Q&A with Amy Whitaker, Author of Art Thinking
May 04, 2017
Amy Whitaker is the author of "Art Thinking" and an assistant professor at New York University Steinhardt School. As part of the Inside Creativity program track, she'll give a workshop at the Festival based on the core tenets of art thinking.
You teach and write at the intersection of business, creativity, and everyday life. What made you explore similarities between these seemingly disparate facets?
In the early 2000s, I finished an MFA in oil painting at the University College London’s Slade School of Fine Art, after I already had an MBA from Yale. That decision—to get an MFA after an MBA—will probably always be the most narratively incoherent thing I have ever done. I spent a decade afterwards feeling like I was the weird one, as if I had a foot in the far corners of the Twister board. Over time I realized that all of us are juggling our practical and creative selves, and what’s strange is that we don’t have better language for this overlap of creativity and commerce.
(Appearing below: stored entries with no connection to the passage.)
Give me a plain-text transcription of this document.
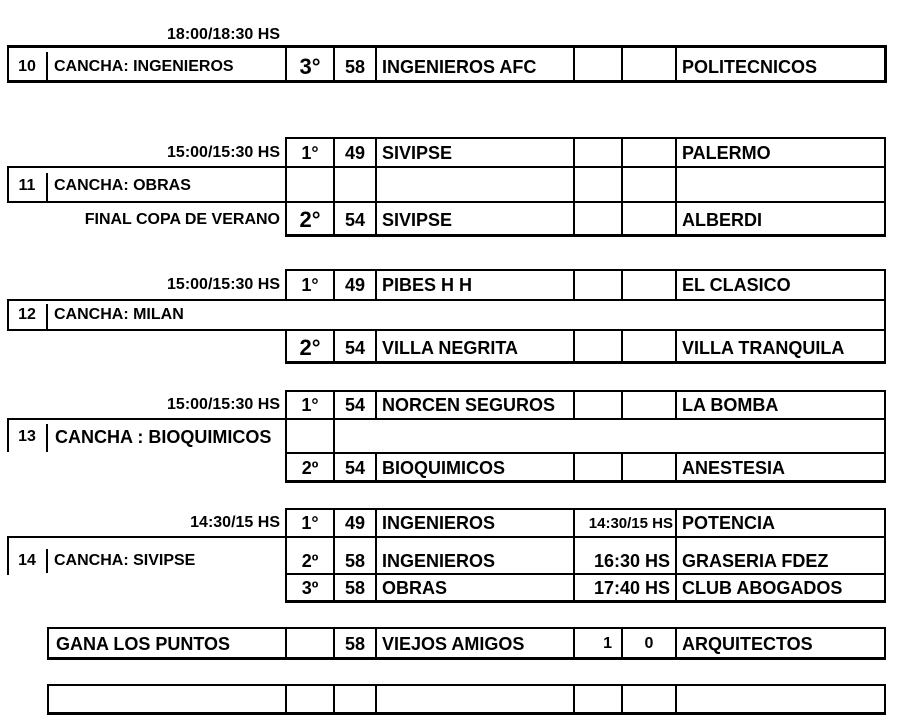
18:00/18:30 HS
10	CANCHA: INGENIEROS	3°	58 INGENIEROS AFC	POLITECNICOS
15:00/15:30 HS
11	CANCHA: OBRAS
FINAL COPA DE VERANO
1°	49 SIVIPSE	PALERMO
2°	54 SIVIPSE	ALBERDI
15:00/15:30 HS
12	CANCHA: MILAN
1°	49 PIBES H H	EL CLASICO
2°	54 VILLA NEGRITA	VILLA TRANQUILA
15:00/15:30 HS
13	CANCHA : BIOQUIMICOS
1°	54 NORCEN SEGUROS	LA BOMBA
2º	54 BIOQUIMICOS	ANESTESIA
14:30/15 HS
14	CANCHA: SIVIPSE
1°	49 INGENIEROS	14:30/15 HS POTENCIA
2º	58 INGENIEROS	16:30 HS GRASERIA FDEZ
3º	58 OBRAS	17:40 HS CLUB ABOGADOS
GANA LOS PUNTOS	58 VIEJOS AMIGOS	1	0	ARQUITECTOS
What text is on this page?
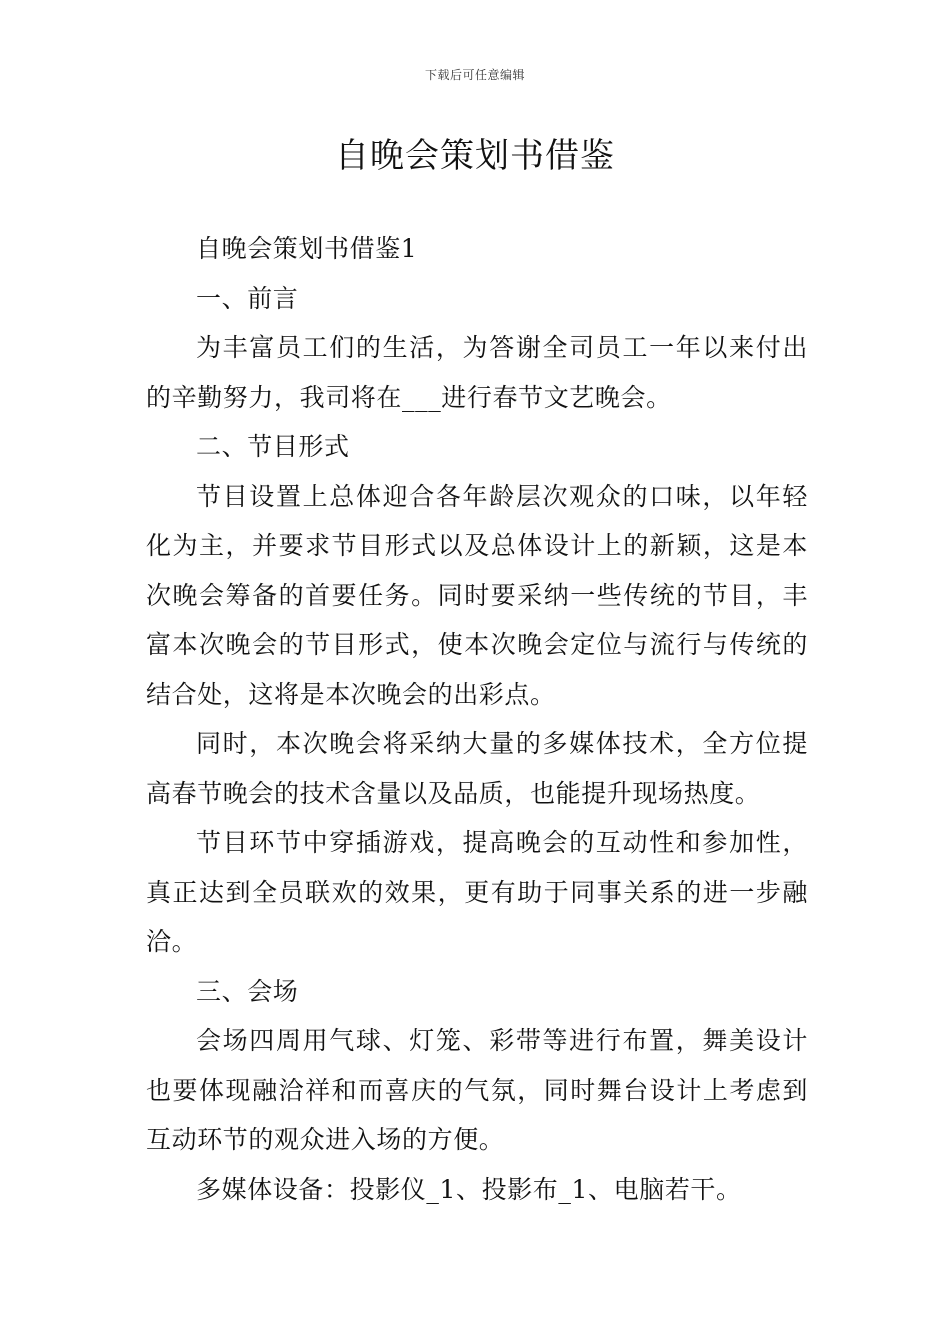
下载后可任意编辑
自晚会策划书借鉴

自晚会策划书借鉴1

一、前言

为丰富员工们的生活，为答谢全司员工一年以来付出的辛勤努力，我司将在___进行春节文艺晚会。

二、节目形式

节目设置上总体迎合各年龄层次观众的口味，以年轻化为主，并要求节目形式以及总体设计上的新颖，这是本次晚会筹备的首要任务。同时要采纳一些传统的节目，丰富本次晚会的节目形式，使本次晚会定位与流行与传统的结合处，这将是本次晚会的出彩点。

同时，本次晚会将采纳大量的多媒体技术，全方位提高春节晚会的技术含量以及品质，也能提升现场热度。

节目环节中穿插游戏，提高晚会的互动性和参加性，真正达到全员联欢的效果，更有助于同事关系的进一步融洽。

三、会场

会场四周用气球、灯笼、彩带等进行布置，舞美设计也要体现融洽祥和而喜庆的气氛，同时舞台设计上考虑到互动环节的观众进入场的方便。

多媒体设备：投影仪_1、投影布_1、电脑若干。
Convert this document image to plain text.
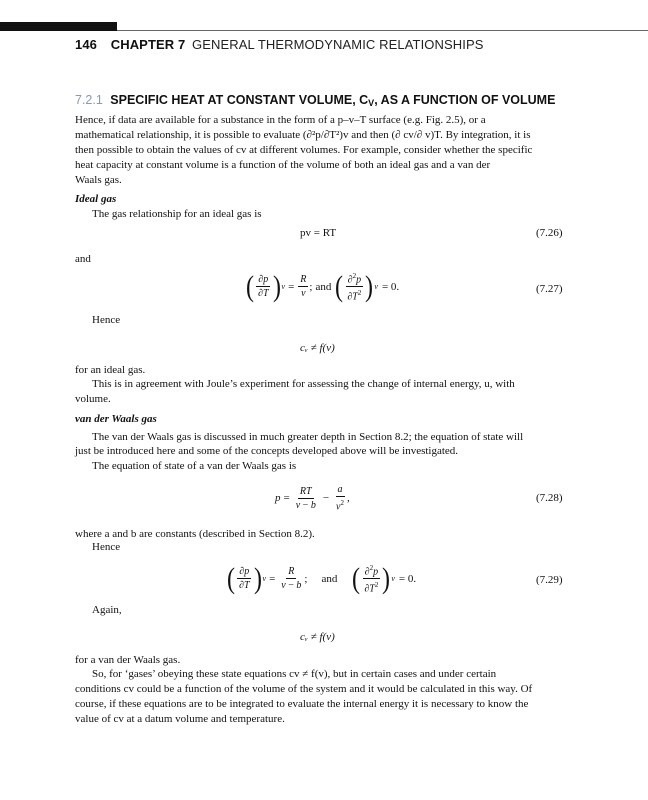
146 CHAPTER 7 GENERAL THERMODYNAMIC RELATIONSHIPS
7.2.1 SPECIFIC HEAT AT CONSTANT VOLUME, CV, AS A FUNCTION OF VOLUME
Hence, if data are available for a substance in the form of a p–v–T surface (e.g. Fig. 2.5), or a
mathematical relationship, it is possible to evaluate (∂²p/∂T²)v and then (∂ cv/∂ v)T. By integration, it is
then possible to obtain the values of cv at different volumes. For example, consider whether the specific
heat capacity at constant volume is a function of the volume of both an ideal gas and a van der
Waals gas.
Ideal gas
The gas relationship for an ideal gas is
pv = RT	(7.26)
and
( $\frac{\partial p}{\partial T}$ ) $v = \frac{R}{v}$ ; and ( $\frac{\partial^2p}{\partial T^2}$ ) v = 0.	(7.27)
Hence
cᵥ ≠ f(v)
for an ideal gas.
This is in agreement with Joule’s experiment for assessing the change of internal energy, u, with
volume.
van der Waals gas
The van der Waals gas is discussed in much greater depth in Section 8.2; the equation of state will
just be introduced here and some of the concepts developed above will be investigated.
The equation of state of a van der Waals gas is
$p = \frac{RT}{v - b} - \frac{a}{v^2}$ ,	(7.28)
where a and b are constants (described in Section 8.2).
Hence
( $\frac{\partial p}{\partial T}$ ) $v = \frac{R}{v - b}$ ; and ( $\frac{\partial^2p}{\partial T^2}$ ) v = 0.	(7.29)
Again,
cᵥ ≠ f(v)
for a van der Waals gas.
So, for ‘gases’ obeying these state equations cv ≠ f(v), but in certain cases and under certain
conditions cv could be a function of the volume of the system and it would be calculated in this way. Of
course, if these equations are to be integrated to evaluate the internal energy it is necessary to know the
value of cv at a datum volume and temperature.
I am a child of specialized academic parents. My mother is a Beowulf-loving medievalist, and my father was a neurologist. But they could explain esoteric topics in straightforward language. My father described multiple sclerosis, his specialty, as being like a tree with a bark problem (a tree-shaped neuron with scarred myelin). My mother taught freshman composition so tirelessly that she was often invited to sit on the bench with various sports teams. She would always go and wear team colors. I think it’s important to be able to teach the first and second gears of any topic, rather than expecting people to mentally start the car in a rolling third. I think you want to meet people where they are, with respect and wholeheartedness, and without dumbing anything down.
You say that creativity and commerce are connected. How do you see that connection?
I believe everyone is an artist, and that creativity is a basic human birthright. We also live in the largest, most complex market economy of all time. Creativity and commerce are connected within each of us. We are all artists of our own lives, but we also have to live in a practical world based on price and value. In the workplace, creativity and commerce are inextricably tied. Joseph Schumpeter argued in 1942 for what he called “creative destruction”—the idea that change is the nature of business. Refusing to change leads to stagnation. Instead, creativity—in the form of bravely moving past or even destroying previous success—is the only way to pursue long-term value creation. Microeconomics has a similar storyline: innovate to make profits and then over time, those margins get competed away; innovate again to make more profits.
The problem is that culturally, we lack language to talk about this middle space between creativity and commerce. Stereotypes persist of the “suits” and the “creatives,” and this labeling does a disservice to all of us. Commercialization is part of the creative process. For heady ideas to take real form in the world, they need the whole spectrum of creativity, from the idea to the structural support to the people who inhabit it. Especially as work becomes more automated and algorithmic human tasks get replaced by artificial intelligence, creativity—the ability to move forward without a template—becomes that much more important.
Who is reading your latest book—Art Thinking? Is it meant for a particular audience?
It’s always interesting, as a writer, to see who reads your book. Based on the title and cover, a few people thought it was a business book for artists. A few others thought it was another design thinking book. I’ve delivered talks to a number of corporations, across science, media, and consumer goods. I’ve also been able to speak at liberal arts colleges.
I’d love for the book to be read by anyone who is wrestling with how to lead a life of originality and meaning, at the scale of their everyday projects, or on a larger scale, of running an organization. Art Thinking is more open-ended and less subsumed into commercial outcomes than design thinking. It is also tied closely to business itself as a design medium. It isn’t just a pie-in-the-sky brainstorming tool but a consideration of how we build corporate, organizational, and social forms to create the world we want to live in. Some of my favorite parts of the book—beyond the inspiring stories of people in the first half—are the sections on ownership and property rights, and on thinking about creative projects through the lens of risk and portfolio management. I also believe that we live in an age of democratized creativity—Instagram, and beyond—but not yet democratized ownership. Technologies like the blockchain make it possible to shift from an economy based on salary, to a system of work based on ownership and the creation of value.
I gave a talk in January to the annual meeting of public school board trustees of Canada. I had no idea how much I have in common with them. We care about exactly the same things—the education of the whole person, and the possibility that art is less a discipline and more a hub for true interdisciplinary conversation. I would argue that CEOs of multi-national corporations face the same questions about the future of work and the whole-person productivity of the workforce.
When I teach, I always say that there are two levels of creativity: writing the letter and designing the envelope. The letter is the work itself. The envelope is the structure in which the work can happen. Business is an art form of the envelope maker.